In the intermediate stages of development – the Post-Malthusian Regime – the intensified pace of technological change that is caused by the increase in the size of population during the Malthusian regime permits the economy to take off. Production takes place under a state of technological disequilibrium in which the relative return to skills rises, inducing the household to shift its spending on children toward quality and away from quantity. Output per capita increases along with an increase in the rate of population growth and human capital accumulation. Eventually, rapid technological progress which results from high human capital accumulation triggers a demographic transition in which fertility rates permanently decline.

The model abstracts from several factors that are relevant for economic growth. Differences between countries in the determination of population growth or in the process of technological change (due to cultural factors, for example) would be reflected in their ability to escape the Malthusian trap and in the speed of their takeoff. Similarly, differences in policies, such as the public provision of education, would change the dynamics of the model. One interesting possibility that the model suggests is that colonialism, by effectively expanding the stock of land available for production, may have played a role in facilitating Europe’s emergence from the Malthusian trap.

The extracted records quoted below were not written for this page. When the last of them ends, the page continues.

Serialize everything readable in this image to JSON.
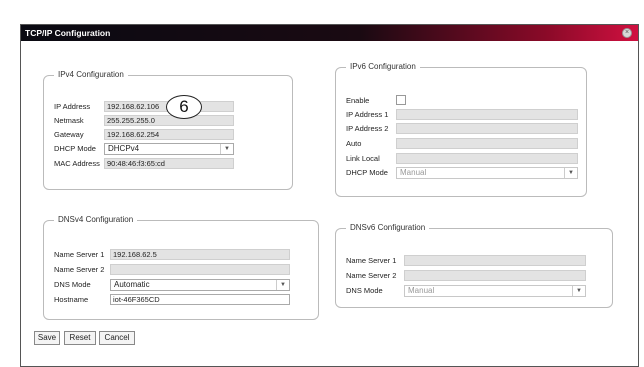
{
  "window": {
    "title": "TCP/IP Configuration",
    "close_glyph": "×"
  },
  "callout": "6",
  "ipv4": {
    "legend": "IPv4 Configuration",
    "ip_label": "IP Address",
    "ip_value": "192.168.62.106",
    "netmask_label": "Netmask",
    "netmask_value": "255.255.255.0",
    "gateway_label": "Gateway",
    "gateway_value": "192.168.62.254",
    "dhcp_label": "DHCP Mode",
    "dhcp_value": "DHCPv4",
    "mac_label": "MAC Address",
    "mac_value": "90:48:46:f3:65:cd"
  },
  "ipv6": {
    "legend": "IPv6 Configuration",
    "enable_label": "Enable",
    "ip1_label": "IP Address 1",
    "ip1_value": "",
    "ip2_label": "IP Address 2",
    "ip2_value": "",
    "auto_label": "Auto",
    "auto_value": "",
    "linklocal_label": "Link Local",
    "linklocal_value": "",
    "dhcp_label": "DHCP Mode",
    "dhcp_value": "Manual"
  },
  "dnsv4": {
    "legend": "DNSv4 Configuration",
    "ns1_label": "Name Server 1",
    "ns1_value": "192.168.62.5",
    "ns2_label": "Name Server 2",
    "ns2_value": "",
    "mode_label": "DNS Mode",
    "mode_value": "Automatic",
    "hostname_label": "Hostname",
    "hostname_value": "iot-46F365CD"
  },
  "dnsv6": {
    "legend": "DNSv6 Configuration",
    "ns1_label": "Name Server 1",
    "ns1_value": "",
    "ns2_label": "Name Server 2",
    "ns2_value": "",
    "mode_label": "DNS Mode",
    "mode_value": "Manual"
  },
  "buttons": {
    "save": "Save",
    "reset": "Reset",
    "cancel": "Cancel"
  },
  "colors": {
    "titlebar_start": "#0a0a12",
    "titlebar_end": "#d01040",
    "readonly_field": "#e3e3e3"
  },
  "icons": {
    "close": "close-icon",
    "dropdown": "chevron-down-icon"
  }
}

While our model presents a unified description of the development process followed by Europe and its offshoots, it is clearly not fully applicable to countries that are developing today For currently developing countries, a large stock of pre-existing technology is available for import, and so the relationship between population size and technology growth, which helped trigger the demographic transition in Europe, is no longer relevant. Similarly, the relationship between income and population growth has changed dramatically, due to the import of health technologies. Countries that are poor, even by the standards of Nineteenth Century Europe, are experiencing growth rates of population far higher than those ever experienced in Europe.